Through the Still Hours is a painful reminder of a tale that no matter what, with the best of intentions, relationships change and not always for the better. A male couple, living in the midst of all the people they've always known, celebrate their fourth anniversary in a sexless, silent struggle to come to grips with their basic incompatibility. Who knows when it began to eat at one or both of them, who cares why, now is the moment the problem comes to a head like a boil. Their oblivious friends, the supposed celebratory dance outing, none of it is distracting enough. Over is painful, but real.

Felicitations is the least interesting story to me, perhaps because the world of the wealthy West Virginians is the setting. I've been around those people most of my life, and they are boring to me. The doctor sexing up another doctor story does nothing for me, either. As to the stakes set into the story, well...seems to me she is cold and selfish and he is a wussy, and that's without interest to me, too. YMMV, of course.

Corporeal sets a misfit adolescent girl on a search for her father. Her mother's a class-A head case, her father lives on the wrong side of the tracks in a place that at best is somewhere most of us would consider the wrong side of the tracks. She speaks to her father's neighbor, an older man finishing out his allotted span in squalor and drunkenness. It's sort of exciting for an adolescent to relate to an adult one-to-one. As such things often do, however, her social time with the old man ends with his grappling with her, kissing her. And then from wherever his decency sank some bubbled up and he throws the child out. As she leaves to slink quietly home, she comes to a decision:
She was not sure if she knew her father, or even if she wanted to anymore. She wanted to go home into her bed and hide under the covers. She took her father's key from her key ring. She left it carefully on the doorstep and ran through the quiet night toward home.

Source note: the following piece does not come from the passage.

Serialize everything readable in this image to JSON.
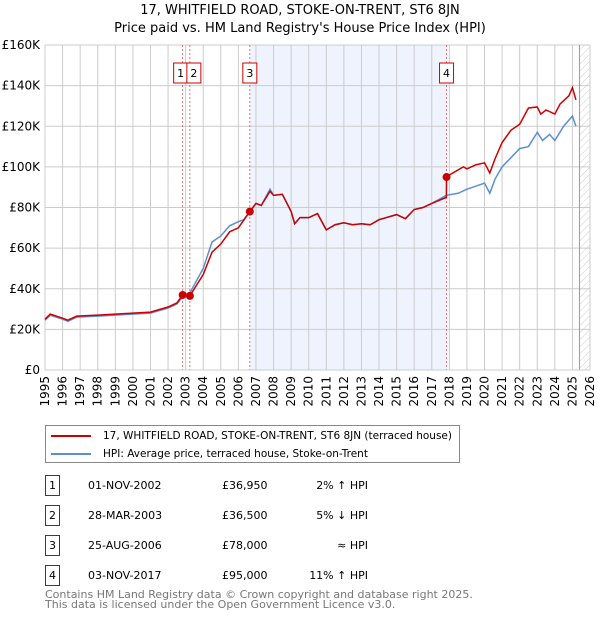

Hank the King follows a colossal loser through his daily routine, until one too many screaming matches with his wife send him off to gamble and drink his empty, loveless day away. He finally gives up his last masculinity-defining object, a prized gun, and returns to his loveless home, gives his wife $1000, and goes on a bender. Wonderfully enough he loses all his stake money, all his winnings, and none of his despair. Happy ending? How would that even look to a man in Hank's kind of life? And so I say it's wonderful because Corcoran doesn't pretty it up or grubby it down. It's real, it's true. Trust him. Trust Hank, too.

Excavation takes a pair of teens into the forbidden precincts of a condemned and collapsing school, relic of the town's palmier days as a transportation hub for the Appalachian treasure being stripped out...wait, different topic...so these two kids, scared of the dark, musty, and truly dangerous building, go searching for something, anything interesting to take out and prove they were there. When a fire starts by means unknown, they're trapped until they put their heads together and escape through a double-boarded window. Running away, they discuss in a swivet the fear of being blamed for the fire. In the end, holding hands, the fire consumes the superfluous grandeur of the school and cements this young pair into a couple.

Brooklyn, 4 a.m. is a tender love letter to a long-term partner. It is short and it is complete and it is full of joy.

A Touch upset me quite a lot, as it focuses the attention of an older, neurotic mess of a man on a young survivor of a horrific hate crime. The nature of the crime brings me to the edge of screaming, but I will leave it for you to discover. The older man's response, a repelled fascination that his drinking buddy encourages him to leave by not being so obvious..."leave the poor man alone"...ends with a close approximation of stalking, yet another point of anger for me. So while I can't say I enjoyed this story, I can attest to the honesty and effectiveness of the writing: I was a trembling, nauseated wreck when I finished it.

My take on Jonathan Corcoran is that we'll hear more from him, and it will be good and get better. Start here with this collection, say you knew his writing when.